ROANOKE TIMES

                         Roanoke Times
                 Copyright (c) 1995, Landmark Communications, Inc.

DATE: WEDNESDAY, February 15, 1995                   TAG: 9502160011
SECTION: BUSINESS                    PAGE: B-6   EDITION: METRO 
SOURCE: DAVID M. POOLE STAFF WRITER
DATELINE: RICHMOND                                  LENGTH: Medium


ENTERPRISE-ZONE PLANS DIFFER ON FINANCIAL INCENTIVES

URBAN ENTERPRISE ZONES help localities bring new commercial and manufacturing businesses into marginal areas in exchange for financial incentives.

The General Assembly is grappling with two competing visions for revamping urban enterprise zones, legislation originally designed to encourage businesses to create jobs and invest in economically disadvantaged areas.

Both proposals are fashioned to make financial incentives available to a broader array of businesses, while at the same time curbing abuses by some companies that relocated simply to reap tax benefits.

The two plans differ in the types of financial incentives that would be available to qualifying companies. Gov. George Allen wants to expand the current system of tax credits. The Senate Finance Committee wants to switch to direct cash grants.

Commerce Secretary Robert Skunda said the Allen administration would be willing to craft a "hybrid" plan that employs a mixture of tax credits and grants.

"It would appear that will be necessary if we are going to get any enterprise zone legislation this year," Skunda said Monday at a House Finance Committee meeting.

One thing that everyone agrees upon is that the state can do more to help localities such as Roanoke bring new businesses - both commercial and manufacturing - into marginal areas.

The impact of enterprise zones has been relatively minor since the program was established in 1984. Some 168 business employing about 4,800 people have qualified for tax credits in 25 specified zones.

At times, enterprise zones generated more controversy than jobs.

Suburban counties complained that urban zones enticed companies to move a few miles away to core cities, with no net gain in jobs for the region as a whole. "Job piracy" is what Skunda calls it.

Some building contractors complained when they lost bids to competitors who relocated to enterprise zones to reap a five-year sales tax exemption. Critics say contractors tend to be bad candidates for enterprise zones because the bulk of their work is done at far-flung construction sites. The result is that inner cities get few new jobs, while construction companies pocket lucrative tax breaks.

A Senate Finance Committee study shows that construction companies, which have been flocking into zones in recent years, account for about 70 percent of the tax breaks received by all businesses.

Legislation before the General Assembly seeks to correct these problems, while beefing up incentives to qualified companies.

Here's what the two versions have in common:

Double the number of enterprise zones from 25 to 50.

Offer incentives to large companies and franchise operators by eliminating a requirement that the company has to generate at least half of its revenue within the zone.

Create new incentives for companies that make improvements to real estate within a zone.
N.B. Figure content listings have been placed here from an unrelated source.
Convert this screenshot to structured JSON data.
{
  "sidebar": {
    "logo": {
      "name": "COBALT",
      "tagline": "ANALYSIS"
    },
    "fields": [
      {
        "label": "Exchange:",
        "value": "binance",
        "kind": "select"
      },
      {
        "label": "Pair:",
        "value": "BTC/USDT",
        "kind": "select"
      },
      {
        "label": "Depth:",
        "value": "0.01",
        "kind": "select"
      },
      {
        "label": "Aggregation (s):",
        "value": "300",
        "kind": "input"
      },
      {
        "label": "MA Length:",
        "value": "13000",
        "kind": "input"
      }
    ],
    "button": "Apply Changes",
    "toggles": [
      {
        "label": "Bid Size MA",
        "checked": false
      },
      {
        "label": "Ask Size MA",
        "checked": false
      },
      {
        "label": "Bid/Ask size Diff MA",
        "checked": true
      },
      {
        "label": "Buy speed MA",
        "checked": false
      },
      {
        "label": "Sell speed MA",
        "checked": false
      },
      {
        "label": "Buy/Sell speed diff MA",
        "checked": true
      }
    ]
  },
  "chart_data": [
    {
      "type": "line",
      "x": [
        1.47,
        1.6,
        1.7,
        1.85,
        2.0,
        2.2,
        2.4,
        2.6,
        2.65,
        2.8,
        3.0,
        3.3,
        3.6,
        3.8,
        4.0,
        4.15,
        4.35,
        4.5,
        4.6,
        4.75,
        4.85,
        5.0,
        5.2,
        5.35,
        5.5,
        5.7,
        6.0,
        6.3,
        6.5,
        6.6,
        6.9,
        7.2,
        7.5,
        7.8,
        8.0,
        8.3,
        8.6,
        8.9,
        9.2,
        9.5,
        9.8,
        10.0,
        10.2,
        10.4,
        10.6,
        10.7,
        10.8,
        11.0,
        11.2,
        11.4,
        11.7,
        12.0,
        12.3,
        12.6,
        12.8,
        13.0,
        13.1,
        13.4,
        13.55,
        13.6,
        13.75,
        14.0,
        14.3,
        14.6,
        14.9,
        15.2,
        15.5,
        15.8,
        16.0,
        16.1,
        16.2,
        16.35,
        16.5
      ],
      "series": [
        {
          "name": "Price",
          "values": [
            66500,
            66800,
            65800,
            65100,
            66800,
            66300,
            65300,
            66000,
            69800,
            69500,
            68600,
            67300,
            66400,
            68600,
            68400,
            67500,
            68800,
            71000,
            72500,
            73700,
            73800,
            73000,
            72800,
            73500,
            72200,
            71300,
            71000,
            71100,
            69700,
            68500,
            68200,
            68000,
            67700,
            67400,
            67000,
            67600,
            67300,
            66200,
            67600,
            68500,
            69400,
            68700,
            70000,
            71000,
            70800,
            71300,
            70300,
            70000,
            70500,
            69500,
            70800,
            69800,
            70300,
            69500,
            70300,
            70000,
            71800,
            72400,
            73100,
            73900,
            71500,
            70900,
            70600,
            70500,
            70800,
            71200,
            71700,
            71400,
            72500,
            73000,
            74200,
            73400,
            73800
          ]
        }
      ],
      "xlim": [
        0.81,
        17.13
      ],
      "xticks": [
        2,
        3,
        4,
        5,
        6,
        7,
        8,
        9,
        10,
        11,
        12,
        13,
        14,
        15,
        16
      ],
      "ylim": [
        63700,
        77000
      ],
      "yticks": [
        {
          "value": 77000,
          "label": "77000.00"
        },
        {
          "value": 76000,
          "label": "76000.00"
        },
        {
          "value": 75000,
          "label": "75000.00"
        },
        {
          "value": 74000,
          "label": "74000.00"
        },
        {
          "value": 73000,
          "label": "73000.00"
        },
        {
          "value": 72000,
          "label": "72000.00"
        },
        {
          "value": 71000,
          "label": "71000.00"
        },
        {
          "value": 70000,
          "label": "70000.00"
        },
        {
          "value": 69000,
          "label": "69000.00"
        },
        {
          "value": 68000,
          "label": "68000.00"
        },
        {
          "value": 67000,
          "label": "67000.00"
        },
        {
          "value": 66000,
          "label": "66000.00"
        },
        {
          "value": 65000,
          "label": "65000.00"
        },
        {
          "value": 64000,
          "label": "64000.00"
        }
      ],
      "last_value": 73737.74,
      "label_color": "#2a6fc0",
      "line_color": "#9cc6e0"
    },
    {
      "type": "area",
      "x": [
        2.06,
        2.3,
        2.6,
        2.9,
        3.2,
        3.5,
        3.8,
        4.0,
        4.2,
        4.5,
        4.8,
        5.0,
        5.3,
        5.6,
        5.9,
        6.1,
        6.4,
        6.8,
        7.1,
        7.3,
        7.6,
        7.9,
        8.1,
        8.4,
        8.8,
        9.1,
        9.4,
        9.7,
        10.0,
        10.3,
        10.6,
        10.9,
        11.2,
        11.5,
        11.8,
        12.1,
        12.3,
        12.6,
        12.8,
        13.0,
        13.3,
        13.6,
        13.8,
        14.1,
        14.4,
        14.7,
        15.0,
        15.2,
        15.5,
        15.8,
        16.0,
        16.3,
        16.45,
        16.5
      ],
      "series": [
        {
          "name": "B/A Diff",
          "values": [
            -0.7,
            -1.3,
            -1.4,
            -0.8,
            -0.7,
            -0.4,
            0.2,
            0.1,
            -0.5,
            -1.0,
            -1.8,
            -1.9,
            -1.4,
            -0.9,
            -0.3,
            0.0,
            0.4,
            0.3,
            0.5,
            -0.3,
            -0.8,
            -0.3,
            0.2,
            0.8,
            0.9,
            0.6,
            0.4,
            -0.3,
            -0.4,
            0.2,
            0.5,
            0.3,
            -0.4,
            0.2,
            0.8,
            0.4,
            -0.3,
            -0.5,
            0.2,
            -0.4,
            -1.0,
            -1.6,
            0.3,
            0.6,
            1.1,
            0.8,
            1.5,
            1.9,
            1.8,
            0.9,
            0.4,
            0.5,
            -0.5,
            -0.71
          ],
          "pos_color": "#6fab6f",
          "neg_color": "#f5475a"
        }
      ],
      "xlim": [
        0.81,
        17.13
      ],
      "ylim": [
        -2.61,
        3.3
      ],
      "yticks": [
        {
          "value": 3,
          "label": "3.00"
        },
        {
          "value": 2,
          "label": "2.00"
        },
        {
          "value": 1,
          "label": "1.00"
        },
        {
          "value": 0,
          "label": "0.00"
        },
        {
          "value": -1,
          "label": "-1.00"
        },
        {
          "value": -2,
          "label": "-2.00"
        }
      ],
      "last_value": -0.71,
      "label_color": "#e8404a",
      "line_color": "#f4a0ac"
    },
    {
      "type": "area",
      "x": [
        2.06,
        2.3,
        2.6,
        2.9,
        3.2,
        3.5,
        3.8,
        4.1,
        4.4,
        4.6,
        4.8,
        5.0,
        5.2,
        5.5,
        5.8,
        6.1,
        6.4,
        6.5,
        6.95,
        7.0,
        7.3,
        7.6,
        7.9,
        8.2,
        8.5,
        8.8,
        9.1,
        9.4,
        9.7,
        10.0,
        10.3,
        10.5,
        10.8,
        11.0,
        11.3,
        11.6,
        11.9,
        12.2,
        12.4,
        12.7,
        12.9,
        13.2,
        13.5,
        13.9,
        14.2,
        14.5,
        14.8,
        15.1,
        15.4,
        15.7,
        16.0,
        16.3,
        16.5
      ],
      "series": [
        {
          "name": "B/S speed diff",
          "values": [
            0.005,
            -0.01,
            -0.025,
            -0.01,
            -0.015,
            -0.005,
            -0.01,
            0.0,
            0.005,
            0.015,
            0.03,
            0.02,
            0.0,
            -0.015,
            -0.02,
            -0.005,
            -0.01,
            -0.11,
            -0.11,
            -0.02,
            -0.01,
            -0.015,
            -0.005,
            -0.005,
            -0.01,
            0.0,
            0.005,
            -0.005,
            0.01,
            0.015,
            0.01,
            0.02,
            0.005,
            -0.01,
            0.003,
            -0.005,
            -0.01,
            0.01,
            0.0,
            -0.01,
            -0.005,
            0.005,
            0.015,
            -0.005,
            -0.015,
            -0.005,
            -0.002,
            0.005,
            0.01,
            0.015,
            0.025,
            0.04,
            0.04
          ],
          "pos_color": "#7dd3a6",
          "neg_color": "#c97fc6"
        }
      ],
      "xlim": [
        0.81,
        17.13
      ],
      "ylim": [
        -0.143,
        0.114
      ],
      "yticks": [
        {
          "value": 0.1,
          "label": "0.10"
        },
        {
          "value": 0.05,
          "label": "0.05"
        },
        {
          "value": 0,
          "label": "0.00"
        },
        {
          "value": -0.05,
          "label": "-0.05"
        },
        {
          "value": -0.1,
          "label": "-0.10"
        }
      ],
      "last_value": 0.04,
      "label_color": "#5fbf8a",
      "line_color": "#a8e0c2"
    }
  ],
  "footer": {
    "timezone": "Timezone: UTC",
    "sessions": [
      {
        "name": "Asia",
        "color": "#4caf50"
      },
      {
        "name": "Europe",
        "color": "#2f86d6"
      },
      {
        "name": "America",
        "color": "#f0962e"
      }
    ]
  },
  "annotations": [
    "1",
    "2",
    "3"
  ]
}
Allow companies that now qualify in zones to continue receiving tax incentives under the existing plan.

The differences between plans offered by the Senate Finance Committee and the Allen administration were aired before the House Finance Committee.

Senate staffer Jim Regimbal said the Senate plan would offer cash grants linked to the number of jobs that a company creates and the value of its real estate improvements. For instance, a company that increased employment more than 10 percent would get $1,000 for each employee who lives in the zone and $500 for others.

Regimbal said a cash-grant approach would give companies an immediate reward and make it easier for policy-makers to track the cost and effectiveness of the program.

He conceded that the only state - Connecticut - to take a grant approach to enterprise zones has discontinued the practice.

Skunda argued that the state's ability to offer incentives could be hamstrung if the demand for grants exceeded the assembly's annual appropriation. "You'd be putting a glass ceiling on the state's ability to attract business," he said.

Tax rebates would not require an annual appropriation, but would simply result in lower tax collections, Skunda said.

Under either approach, the state's cost of luring business will rise dramatically.

The enterprise zone program cost $1.1 million in 1992. The Allen administration plan will increase the cost to $14.2 million by 1996-97. The Senate Finance Committee provided no cost estimate, beyond $3 million for 1995-96.

Sales tax exemptions claimed by contractors account for the bulk of the cost of the current program.

A state income tax break accounts for a small fraction of the cost because many small companies that move into enterprise zones do not show a profit. But that could change under the Allen administration plan if large, profitable companies such as Wal-Mart Stores or McDonald's Corp. are allowed to qualify for state income tax incentives.